Python encoding type conversion methods and python
This document describes how to convert Python encoding types. We will share this with you for your reference. The details are as follows:
1: Python and unicode
To correctly process multilingual text, Python introduces Unicode strings after version 2.0.
2: print in python
Although python needs to convert text encoding to unicode encoding, terminal display is done by a traditional Python string (in fact, the print Statement of Python cannot print double-byte Unicode characters ).
Python print will automatically convert the output unicode encoding (for other non-unicode encoding, print will be output as is) (when output to the console ), the write method of the file object will not be used. Therefore, when some strings are output normally using print, the write Method to the file is not necessarily the same as the print method.
In linux, it is converted according to environment variables. in linux, you can see it by using the locale command. The print statement transmits the output content to the operating system.

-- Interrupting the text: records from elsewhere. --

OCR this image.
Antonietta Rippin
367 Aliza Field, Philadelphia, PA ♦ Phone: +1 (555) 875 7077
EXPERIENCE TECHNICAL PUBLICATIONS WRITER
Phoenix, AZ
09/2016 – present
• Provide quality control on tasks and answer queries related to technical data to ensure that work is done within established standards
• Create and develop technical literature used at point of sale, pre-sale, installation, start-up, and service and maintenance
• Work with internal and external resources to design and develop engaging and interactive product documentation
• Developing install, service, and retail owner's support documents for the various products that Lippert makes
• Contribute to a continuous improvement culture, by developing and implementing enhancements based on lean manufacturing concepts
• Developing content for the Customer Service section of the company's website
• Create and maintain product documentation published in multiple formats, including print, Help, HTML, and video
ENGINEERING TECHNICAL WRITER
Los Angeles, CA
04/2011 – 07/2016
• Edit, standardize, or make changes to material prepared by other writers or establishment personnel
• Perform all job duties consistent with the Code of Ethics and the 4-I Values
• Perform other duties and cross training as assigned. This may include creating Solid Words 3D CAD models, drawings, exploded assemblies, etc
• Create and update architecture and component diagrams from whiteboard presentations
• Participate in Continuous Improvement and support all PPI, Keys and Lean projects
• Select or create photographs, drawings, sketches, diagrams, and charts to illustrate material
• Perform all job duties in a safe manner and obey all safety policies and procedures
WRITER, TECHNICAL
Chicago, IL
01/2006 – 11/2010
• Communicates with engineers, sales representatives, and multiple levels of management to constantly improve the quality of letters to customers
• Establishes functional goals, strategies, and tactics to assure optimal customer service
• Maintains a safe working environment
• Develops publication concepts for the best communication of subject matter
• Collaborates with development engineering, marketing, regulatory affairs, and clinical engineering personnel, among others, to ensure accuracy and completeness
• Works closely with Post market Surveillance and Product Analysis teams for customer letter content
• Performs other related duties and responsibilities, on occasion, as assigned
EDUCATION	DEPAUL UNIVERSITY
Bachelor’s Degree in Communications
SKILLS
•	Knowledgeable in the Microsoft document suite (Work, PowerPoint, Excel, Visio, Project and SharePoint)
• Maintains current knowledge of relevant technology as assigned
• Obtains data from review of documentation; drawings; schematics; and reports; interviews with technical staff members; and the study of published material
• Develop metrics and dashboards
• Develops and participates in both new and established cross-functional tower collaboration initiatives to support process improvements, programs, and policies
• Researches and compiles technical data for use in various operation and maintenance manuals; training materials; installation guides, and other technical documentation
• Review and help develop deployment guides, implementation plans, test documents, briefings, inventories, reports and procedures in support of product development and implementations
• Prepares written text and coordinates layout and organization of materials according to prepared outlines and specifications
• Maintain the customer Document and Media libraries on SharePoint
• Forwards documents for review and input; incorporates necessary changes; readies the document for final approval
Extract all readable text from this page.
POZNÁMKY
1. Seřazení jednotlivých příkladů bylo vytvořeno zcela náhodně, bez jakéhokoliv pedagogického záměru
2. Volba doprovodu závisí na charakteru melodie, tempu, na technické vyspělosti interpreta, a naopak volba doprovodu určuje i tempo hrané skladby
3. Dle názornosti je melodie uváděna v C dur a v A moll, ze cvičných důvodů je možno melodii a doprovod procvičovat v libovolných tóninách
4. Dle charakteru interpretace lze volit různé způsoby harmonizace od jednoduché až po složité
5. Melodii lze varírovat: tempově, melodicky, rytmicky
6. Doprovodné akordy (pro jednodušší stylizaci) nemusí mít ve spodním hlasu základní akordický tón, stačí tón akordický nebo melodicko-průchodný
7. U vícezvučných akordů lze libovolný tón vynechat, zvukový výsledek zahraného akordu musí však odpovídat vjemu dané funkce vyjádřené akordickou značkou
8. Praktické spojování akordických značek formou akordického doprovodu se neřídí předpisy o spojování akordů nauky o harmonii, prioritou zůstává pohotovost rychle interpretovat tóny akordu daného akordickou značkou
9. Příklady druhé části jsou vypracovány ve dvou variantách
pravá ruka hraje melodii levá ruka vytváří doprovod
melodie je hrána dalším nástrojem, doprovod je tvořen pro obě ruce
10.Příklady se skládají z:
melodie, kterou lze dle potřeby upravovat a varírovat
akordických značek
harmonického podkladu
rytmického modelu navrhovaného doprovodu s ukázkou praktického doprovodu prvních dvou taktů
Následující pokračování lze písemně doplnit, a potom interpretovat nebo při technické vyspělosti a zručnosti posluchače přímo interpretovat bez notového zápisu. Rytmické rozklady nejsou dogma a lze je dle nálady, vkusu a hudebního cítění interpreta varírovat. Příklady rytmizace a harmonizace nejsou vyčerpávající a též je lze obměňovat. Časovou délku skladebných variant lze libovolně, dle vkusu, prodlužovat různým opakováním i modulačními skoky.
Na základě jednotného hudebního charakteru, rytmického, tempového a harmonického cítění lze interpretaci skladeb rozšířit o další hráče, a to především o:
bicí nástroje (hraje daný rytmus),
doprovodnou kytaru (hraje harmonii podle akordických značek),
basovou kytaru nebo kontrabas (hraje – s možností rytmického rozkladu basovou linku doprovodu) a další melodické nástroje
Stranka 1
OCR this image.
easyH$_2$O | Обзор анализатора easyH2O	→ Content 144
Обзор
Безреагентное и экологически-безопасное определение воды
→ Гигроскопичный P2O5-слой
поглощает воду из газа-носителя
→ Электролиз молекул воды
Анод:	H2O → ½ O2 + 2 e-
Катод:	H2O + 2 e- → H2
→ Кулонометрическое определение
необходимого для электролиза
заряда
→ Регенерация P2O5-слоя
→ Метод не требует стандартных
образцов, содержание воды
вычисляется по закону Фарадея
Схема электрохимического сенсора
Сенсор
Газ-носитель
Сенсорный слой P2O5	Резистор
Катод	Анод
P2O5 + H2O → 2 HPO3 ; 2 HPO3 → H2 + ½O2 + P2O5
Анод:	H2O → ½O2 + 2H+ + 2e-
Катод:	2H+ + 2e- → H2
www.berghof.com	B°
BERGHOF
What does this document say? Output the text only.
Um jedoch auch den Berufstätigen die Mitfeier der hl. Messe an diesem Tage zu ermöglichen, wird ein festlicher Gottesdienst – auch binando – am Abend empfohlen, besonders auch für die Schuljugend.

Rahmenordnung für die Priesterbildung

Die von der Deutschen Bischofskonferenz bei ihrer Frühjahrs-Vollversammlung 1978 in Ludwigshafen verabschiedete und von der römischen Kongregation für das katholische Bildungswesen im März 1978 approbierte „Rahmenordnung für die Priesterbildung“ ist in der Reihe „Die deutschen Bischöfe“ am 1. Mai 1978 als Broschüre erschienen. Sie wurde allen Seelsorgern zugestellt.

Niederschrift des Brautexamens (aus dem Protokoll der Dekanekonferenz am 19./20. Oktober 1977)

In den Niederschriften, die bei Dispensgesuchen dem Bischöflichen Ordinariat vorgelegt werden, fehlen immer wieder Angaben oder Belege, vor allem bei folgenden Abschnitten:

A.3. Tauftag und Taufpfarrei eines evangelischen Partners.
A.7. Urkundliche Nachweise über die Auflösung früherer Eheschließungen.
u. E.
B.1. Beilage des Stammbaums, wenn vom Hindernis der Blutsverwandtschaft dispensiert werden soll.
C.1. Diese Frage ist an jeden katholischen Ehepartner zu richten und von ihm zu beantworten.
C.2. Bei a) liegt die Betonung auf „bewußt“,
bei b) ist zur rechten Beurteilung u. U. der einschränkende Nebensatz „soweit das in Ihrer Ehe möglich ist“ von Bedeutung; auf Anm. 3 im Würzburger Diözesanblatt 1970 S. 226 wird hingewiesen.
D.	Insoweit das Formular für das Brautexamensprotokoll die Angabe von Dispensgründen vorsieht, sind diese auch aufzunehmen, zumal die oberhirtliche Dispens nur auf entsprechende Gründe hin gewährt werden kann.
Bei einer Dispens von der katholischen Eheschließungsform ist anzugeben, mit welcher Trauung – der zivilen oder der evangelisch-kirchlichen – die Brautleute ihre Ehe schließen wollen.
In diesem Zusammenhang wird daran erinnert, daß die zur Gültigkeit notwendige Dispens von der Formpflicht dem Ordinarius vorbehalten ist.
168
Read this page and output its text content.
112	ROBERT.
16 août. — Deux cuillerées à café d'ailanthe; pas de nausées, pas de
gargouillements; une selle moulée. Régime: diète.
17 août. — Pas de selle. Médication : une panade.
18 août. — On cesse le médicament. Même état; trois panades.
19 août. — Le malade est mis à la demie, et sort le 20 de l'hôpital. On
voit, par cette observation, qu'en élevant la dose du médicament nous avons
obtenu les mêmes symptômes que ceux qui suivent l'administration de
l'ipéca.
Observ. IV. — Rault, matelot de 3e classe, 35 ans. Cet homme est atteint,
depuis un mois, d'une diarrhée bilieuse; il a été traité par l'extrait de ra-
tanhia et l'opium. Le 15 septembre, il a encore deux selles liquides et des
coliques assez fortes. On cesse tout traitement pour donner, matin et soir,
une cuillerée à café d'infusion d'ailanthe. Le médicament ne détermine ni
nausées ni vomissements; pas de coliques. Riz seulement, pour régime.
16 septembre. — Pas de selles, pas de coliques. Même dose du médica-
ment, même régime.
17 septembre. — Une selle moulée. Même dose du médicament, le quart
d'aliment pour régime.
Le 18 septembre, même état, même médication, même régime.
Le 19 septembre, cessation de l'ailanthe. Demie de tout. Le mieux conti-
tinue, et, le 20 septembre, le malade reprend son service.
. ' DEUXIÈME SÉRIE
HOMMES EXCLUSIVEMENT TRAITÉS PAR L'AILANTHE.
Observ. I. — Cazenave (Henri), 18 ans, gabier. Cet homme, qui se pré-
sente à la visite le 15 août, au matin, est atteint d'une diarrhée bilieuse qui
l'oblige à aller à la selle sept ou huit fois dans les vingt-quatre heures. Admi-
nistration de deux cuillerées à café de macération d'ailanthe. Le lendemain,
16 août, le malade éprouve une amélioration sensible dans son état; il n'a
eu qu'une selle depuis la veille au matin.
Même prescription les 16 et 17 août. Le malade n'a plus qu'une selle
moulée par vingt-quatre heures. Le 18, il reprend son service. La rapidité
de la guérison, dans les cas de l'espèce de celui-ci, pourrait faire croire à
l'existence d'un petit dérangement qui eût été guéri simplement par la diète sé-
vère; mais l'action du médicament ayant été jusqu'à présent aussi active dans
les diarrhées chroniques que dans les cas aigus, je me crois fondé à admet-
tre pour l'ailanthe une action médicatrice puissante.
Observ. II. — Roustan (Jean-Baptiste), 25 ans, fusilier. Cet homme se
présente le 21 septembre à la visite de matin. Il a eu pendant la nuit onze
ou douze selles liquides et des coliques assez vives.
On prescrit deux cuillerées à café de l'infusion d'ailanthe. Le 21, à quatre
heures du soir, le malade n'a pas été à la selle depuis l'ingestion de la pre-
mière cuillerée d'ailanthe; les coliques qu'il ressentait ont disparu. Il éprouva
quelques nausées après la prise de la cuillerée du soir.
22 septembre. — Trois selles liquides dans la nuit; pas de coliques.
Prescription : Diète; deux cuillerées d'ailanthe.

The operating system encodes the input byte stream based on the system encoding.
>>> Str = 'learn python' >>> str '\ xe5 \ xad \ xa6 \ xe4 \ xb9 \ xa0python' # asII encoding >>> print learn python >>> str = u'learn python'> str #### unicode encoding '\ xe5u \ xad \ xa6 \ xe4 \ xb9 \ xa0python'
3: decode in python
Convert other character sets to unicode encoding (only Chinese characters need to be converted)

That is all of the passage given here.